In answer to Basescu's allusion to interest groups, Tariceanu said there are some interest groups around Cotroceni Palace and their control was manifested in the appointment of Elena Udrea and Stana Anghelescu as presidential councilors. Both Udrea and Anghelescu supposedly worked in the interest of controversial businessmen, but Udrea's part in the plot did not stop there.
Udrea sparked things by first mentioning the note in a top TV show. She stepped down from her position at Cotroceni in October last year, but continued to remain a close friend of Basescu's, which led to allegations from other political parties that she acts as an instrument of the president's will.
“Udrea is an instrument and nothing more; a questionable character who is active on various political and economic scenes,” said political analyst and reputed journalist Cornel Nistorescu.
He said the note appeared as part of a long-thought out plan “to dynamite Tariceanu.” “Tariceanu might have sent a flower and the outcome would have been the same. The scandal does not appear to have been provoked by the note, but by a grave discontent. They are two incompatible people with two incompatible interest groups,” said the analyst.
“The story has very grave consequences as it hinders the administration's ability to govern and it damages our image at the European level,” said Alina Mungiu-Pippidi, president of the Romanian Academic Society (SAR).

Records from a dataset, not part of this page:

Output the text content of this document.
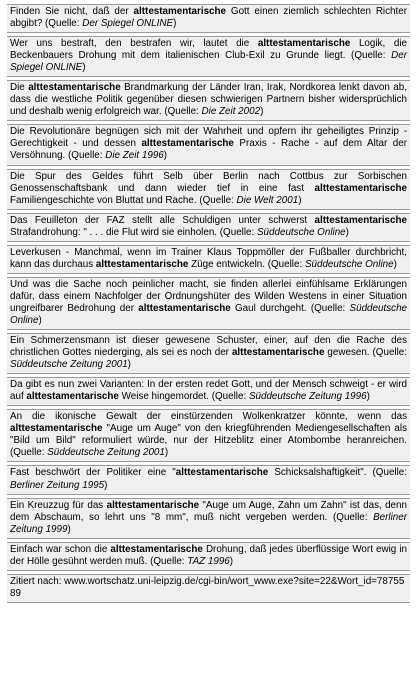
Finden Sie nicht, daß der alttestamentarische Gott einen ziemlich schlechten Richter abgibt? (Quelle: Der Spiegel ONLINE)
Wer uns bestraft, den bestrafen wir, lautet die alttestamentarische Logik, die Beckenbauers Drohung mit dem italienischen Club-Exil zu Grunde liegt. (Quelle: Der Spiegel ONLINE)
Die alttestamentarische Brandmarkung der Länder Iran, Irak, Nordkorea lenkt davon ab, dass die westliche Politik gegenüber diesen schwierigen Partnern bisher widersprüchlich und deshalb wenig erfolgreich war. (Quelle: Die Zeit 2002)
Die Revolutionäre begnügen sich mit der Wahrheit und opfern ihr geheiligtes Prinzip - Gerechtigkeit - und dessen alttestamentarische Praxis - Rache - auf dem Altar der Versöhnung. (Quelle: Die Zeit 1996)
Die Spur des Geldes führt Selb über Berlin nach Cottbus zur Sorbischen Genossenschaftsbank und dann wieder tief in eine fast alttestamentarische Familiengeschichte von Bluttat und Rache. (Quelle: Die Welt 2001)
Das Feuilleton der FAZ stellt alle Schuldigen unter schwerst alttestamentarische Strafandrohung: " . . . die Flut wird sie einholen. (Quelle: Süddeutsche Online)
Leverkusen - Manchmal, wenn im Trainer Klaus Toppmöller der Fußballer durchbricht, kann das durchaus alttestamentarische Züge entwickeln. (Quelle: Süddeutsche Online)
Und was die Sache noch peinlicher macht, sie finden allerlei einfühlsame Erklärungen dafür, dass einem Nachfolger der Ordnungshüter des Wilden Westens in einer Situation ungreifbarer Bedrohung der alttestamentarische Gaul durchgeht. (Quelle: Süddeutsche Online)
Ein Schmerzensmann ist dieser gewesene Schuster, einer, auf den die Rache des christlichen Gottes niederging, als sei es noch der alttestamentarische gewesen. (Quelle: Süddeutsche Zeitung 2001)
Da gibt es nun zwei Varianten: In der ersten redet Gott, und der Mensch schweigt - er wird auf alttestamentarische Weise hingemordet. (Quelle: Süddeutsche Zeitung 1996)
An die ikonische Gewalt der einstürzenden Wolkenkratzer könnte, wenn das alttestamentarische "Auge um Auge" von den kriegführenden Mediengesellschaften als "Bild um Bild" reformuliert würde, nur der Hitzeblitz einer Atombombe heranreichen. (Quelle: Süddeutsche Zeitung 2001)
Fast beschwört der Politiker eine "alttestamentarische Schicksalshaftigkeit". (Quelle: Berliner Zeitung 1995)
Ein Kreuzzug für das alttestamentarische "Auge um Auge, Zahn um Zahn" ist das, denn dem Abschaum, so lehrt uns "8 mm", muß nicht vergeben werden. (Quelle: Berliner Zeitung 1999)
Einfach war schon die alttestamentarische Drohung, daß jedes überflüssige Wort ewig in der Hölle gesühnt werden muß. (Quelle: TAZ 1996)
Zitiert nach: www.wortschatz.uni-leipzig.de/cgi-bin/wort_www.exe?site=22&Wort_id=7875589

Mungiu-Pippidi said Tariceanu should resign over the scandal but doubted that would happen. “Claims that the president himself should resign are exaggerated, we can only question his morality,” said the SAR head.
On top of the stir last week, Conservative head Dan Voiculescu publicized another note, that Basescu sent to former Economy minister Codrut Seres asking him to analyze the situation of the Alro Slatina company and “decide in the administration's best interest and in the interest of the national economy, if possible.” Presidential spokeswoman Adriana Saftoiu rejected claims that the note represented an attempt to influence the minister. However, signs that the coalition might be shattering came into sight as the PM dismissed the Democrat head of the National Agency for Fiscal Administration (ANAF) for “misleading the public opinion by political declarations.”
Democrat president Emil Boc responded to the decision by asking Tariceanu not to initiate a political crisis and threatening to leave the administration.